Skin nodules may become necrotic (localised dead tissue). Some nodules may remain in place, while others slough, leaving a hole of full-skin thickness, which may become infected by bacteria or insects.

Animal mobility is greatly reduced by:

  • lesions in the skin, subcutaneous tissue, and muscles of the limbs
  • severe skin inflammation caused by secondary infection of lesions.

Body condition may rapidly deteriorate. Some animals may need to be euthanased. Those that recover may remain in extremely poor condition for some time.

Morbidity rates vary greatly and typically range between 10–20%. Mortality rates of 1–5% are usual.

Impacts

The response to an outbreak in Australia would have social, environmental and economic impacts, including substantial export implications.

If LSD becomes established  in Australia, economic losses would be expected because of:

  • stock losses
  • reduced production, including reduced milk yield, loss of animal body condition and rejection or reduced value of the hide
  • preventive vaccination.

How it is spread

The transmission of LSD virus is not completely understood.

The main route of transmission between animals is thought to be mechanical transmission by arthropod vectors, for example:

  • mosquitoes
  • biting flies
  • ticks.

The prevalence of insect vectors may affect the rate of transmission of the virus which could account for the wide variation in reported morbidity (death rates) overseas.

Direct contact between infected animals is considered to play a minor or negligible role in virus transmission.

Infected bulls can excrete the virus in semen and experimental transmission has been demonstrated.

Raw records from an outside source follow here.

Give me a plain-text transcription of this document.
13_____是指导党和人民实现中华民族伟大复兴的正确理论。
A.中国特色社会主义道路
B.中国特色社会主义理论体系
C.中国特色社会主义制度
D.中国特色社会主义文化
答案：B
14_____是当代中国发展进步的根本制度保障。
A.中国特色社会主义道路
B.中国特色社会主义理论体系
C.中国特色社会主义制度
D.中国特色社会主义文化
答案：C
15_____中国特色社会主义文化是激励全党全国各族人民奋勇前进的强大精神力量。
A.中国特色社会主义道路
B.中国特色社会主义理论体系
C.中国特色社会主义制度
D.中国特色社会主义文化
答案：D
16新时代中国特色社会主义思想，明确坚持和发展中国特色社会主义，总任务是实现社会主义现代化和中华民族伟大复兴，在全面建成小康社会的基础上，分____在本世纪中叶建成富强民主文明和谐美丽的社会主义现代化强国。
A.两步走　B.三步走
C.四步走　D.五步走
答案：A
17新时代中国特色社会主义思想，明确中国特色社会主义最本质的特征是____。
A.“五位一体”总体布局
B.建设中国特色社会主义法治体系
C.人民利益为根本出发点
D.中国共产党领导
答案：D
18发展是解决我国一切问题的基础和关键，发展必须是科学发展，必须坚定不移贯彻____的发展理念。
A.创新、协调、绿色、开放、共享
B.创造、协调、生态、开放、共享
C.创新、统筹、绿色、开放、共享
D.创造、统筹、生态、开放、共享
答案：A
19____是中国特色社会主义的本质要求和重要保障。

The role of fomites (inanimate objects that could carry the virus) in transmission is unknown, though it's thought that some (e.g. re-used hypodermic needles) may contribute to virus spread.

Risk period

The greatest period of risk is when:

  • infected arthropod vectors are prevalent
  • a naïve susceptible population exists (as it does in Australia)
  • vaccination is not practised (as in Australia).

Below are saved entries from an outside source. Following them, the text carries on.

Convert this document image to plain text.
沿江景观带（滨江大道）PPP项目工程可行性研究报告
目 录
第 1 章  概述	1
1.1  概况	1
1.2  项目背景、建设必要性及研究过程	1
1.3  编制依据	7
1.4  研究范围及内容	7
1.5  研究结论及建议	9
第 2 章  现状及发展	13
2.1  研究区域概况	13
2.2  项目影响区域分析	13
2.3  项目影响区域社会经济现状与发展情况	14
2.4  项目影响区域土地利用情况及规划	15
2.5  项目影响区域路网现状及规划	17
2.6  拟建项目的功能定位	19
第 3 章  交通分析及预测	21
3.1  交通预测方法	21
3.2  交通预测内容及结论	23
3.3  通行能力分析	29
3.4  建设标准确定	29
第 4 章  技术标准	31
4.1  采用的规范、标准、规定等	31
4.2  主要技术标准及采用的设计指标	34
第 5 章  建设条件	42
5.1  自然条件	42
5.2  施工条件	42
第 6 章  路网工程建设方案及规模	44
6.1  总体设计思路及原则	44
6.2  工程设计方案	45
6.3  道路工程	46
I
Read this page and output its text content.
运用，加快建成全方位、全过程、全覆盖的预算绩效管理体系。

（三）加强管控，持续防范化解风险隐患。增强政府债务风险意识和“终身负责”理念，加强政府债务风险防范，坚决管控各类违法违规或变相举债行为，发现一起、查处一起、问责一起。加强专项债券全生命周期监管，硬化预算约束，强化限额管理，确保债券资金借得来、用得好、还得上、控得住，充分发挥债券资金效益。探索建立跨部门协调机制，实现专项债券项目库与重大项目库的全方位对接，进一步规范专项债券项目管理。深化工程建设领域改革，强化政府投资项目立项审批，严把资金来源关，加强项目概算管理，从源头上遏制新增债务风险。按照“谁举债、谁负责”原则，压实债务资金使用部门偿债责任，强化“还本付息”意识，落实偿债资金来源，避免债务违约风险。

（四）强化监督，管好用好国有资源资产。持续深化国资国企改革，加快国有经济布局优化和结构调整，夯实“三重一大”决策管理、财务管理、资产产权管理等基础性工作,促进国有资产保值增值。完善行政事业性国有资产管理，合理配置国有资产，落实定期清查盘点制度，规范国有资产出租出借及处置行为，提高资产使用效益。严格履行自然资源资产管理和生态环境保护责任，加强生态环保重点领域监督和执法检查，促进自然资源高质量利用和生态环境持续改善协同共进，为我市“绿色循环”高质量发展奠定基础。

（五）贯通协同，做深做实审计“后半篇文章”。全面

Risk of entry into Australia

Potential pathways of introduction to Australia include:

  • movement of infected animals
  • introduction of the virus via arthropod vectors.

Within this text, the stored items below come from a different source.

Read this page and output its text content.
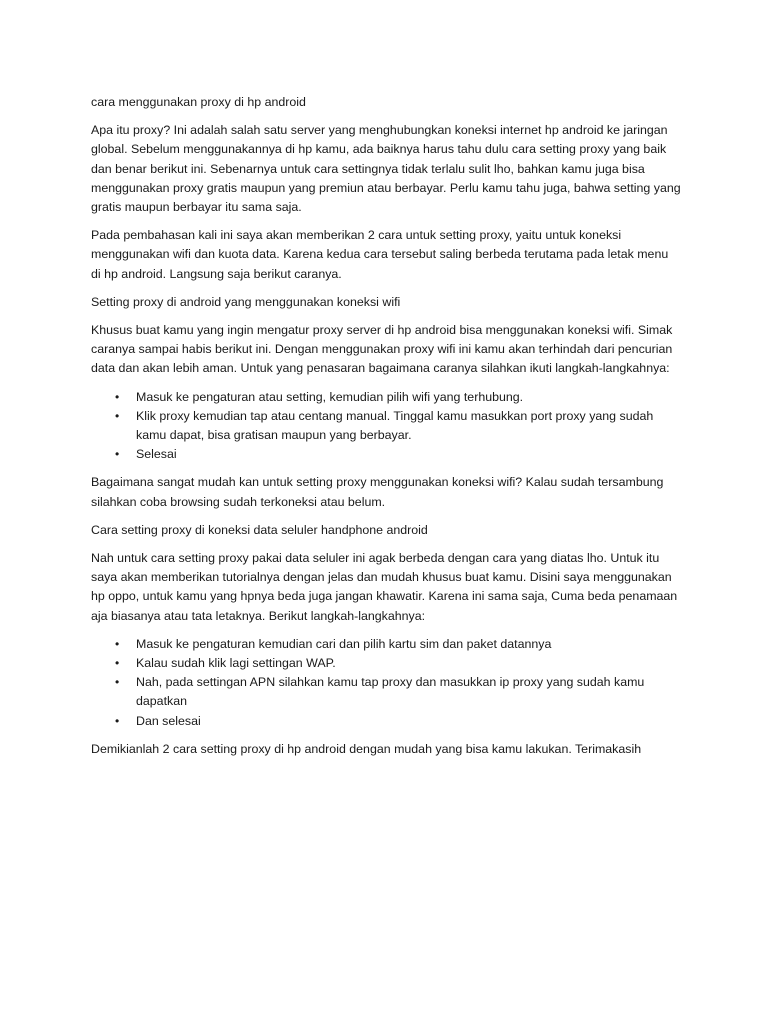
cara menggunakan proxy di hp android

Apa itu proxy? Ini adalah salah satu server yang menghubungkan koneksi internet hp android ke jaringan global. Sebelum menggunakannya di hp kamu, ada baiknya harus tahu dulu cara setting proxy yang baik dan benar berikut ini. Sebenarnya untuk cara settingnya tidak terlalu sulit lho, bahkan kamu juga bisa menggunakan proxy gratis maupun yang premiun atau berbayar. Perlu kamu tahu juga, bahwa setting yang gratis maupun berbayar itu sama saja.

Pada pembahasan kali ini saya akan memberikan 2 cara untuk setting proxy, yaitu untuk koneksi menggunakan wifi dan kuota data. Karena kedua cara tersebut saling berbeda terutama pada letak menu di hp android. Langsung saja berikut caranya.

Setting proxy di android yang menggunakan koneksi wifi

Khusus buat kamu yang ingin mengatur proxy server di hp android bisa menggunakan koneksi wifi. Simak caranya sampai habis berikut ini. Dengan menggunakan proxy wifi ini kamu akan terhindah dari pencurian data dan akan lebih aman. Untuk yang penasaran bagaimana caranya silahkan ikuti langkah-langkahnya:

• Masuk ke pengaturan atau setting, kemudian pilih wifi yang terhubung.
• Klik proxy kemudian tap atau centang manual. Tinggal kamu masukkan port proxy yang sudah kamu dapat, bisa gratisan maupun yang berbayar.
• Selesai

Bagaimana sangat mudah kan untuk setting proxy menggunakan koneksi wifi? Kalau sudah tersambung silahkan coba browsing sudah terkoneksi atau belum.

Cara setting proxy di koneksi data seluler handphone android

Nah untuk cara setting proxy pakai data seluler ini agak berbeda dengan cara yang diatas lho. Untuk itu saya akan memberikan tutorialnya dengan jelas dan mudah khusus buat kamu. Disini saya menggunakan hp oppo, untuk kamu yang hpnya beda juga jangan khawatir. Karena ini sama saja, Cuma beda penamaan aja biasanya atau tata letaknya. Berikut langkah-langkahnya:

• Masuk ke pengaturan kemudian cari dan pilih kartu sim dan paket datannya
• Kalau sudah klik lagi settingan WAP.
• Nah, pada settingan APN silahkan kamu tap proxy dan masukkan ip proxy yang sudah kamu dapatkan
• Dan selesai

Demikianlah 2 cara setting proxy di hp android dengan mudah yang bisa kamu lakukan. Terimakasih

Both of these introduction pathways are considered to be low likelihood because:

  • Australia does not import live cattle or their germplasm from LSD-infected countries
  • the numbers of arthropod vectors entering via aircraft is very low.

Monitoring and action

Producers are reminded to be aware of the clinical signs of LSD. If LSD is introduced to Australia, it is critically important to identify it quickly and therefore minimise the impacts. If you suspect the presence of this disease in any cattle or water buffalo, you must report it to Biosecurity Queensland on 13 25 23 or contact the Emergency Animal Disease Watch Hotline on 1800 675 888.

Suspect cases of LSD should be investigated. Where appropriate, diagnostic samples will be collected from representative animals and forwarded to the Australian Centre for Disease Preparedness at Geelong for testing.

Control

Prevention

Vaccines are commercially available overseas. They are not currently available in Australia.

Treatment

There is no effective treatment for LSD. Treatment of secondary infections and supportive care may be necessary.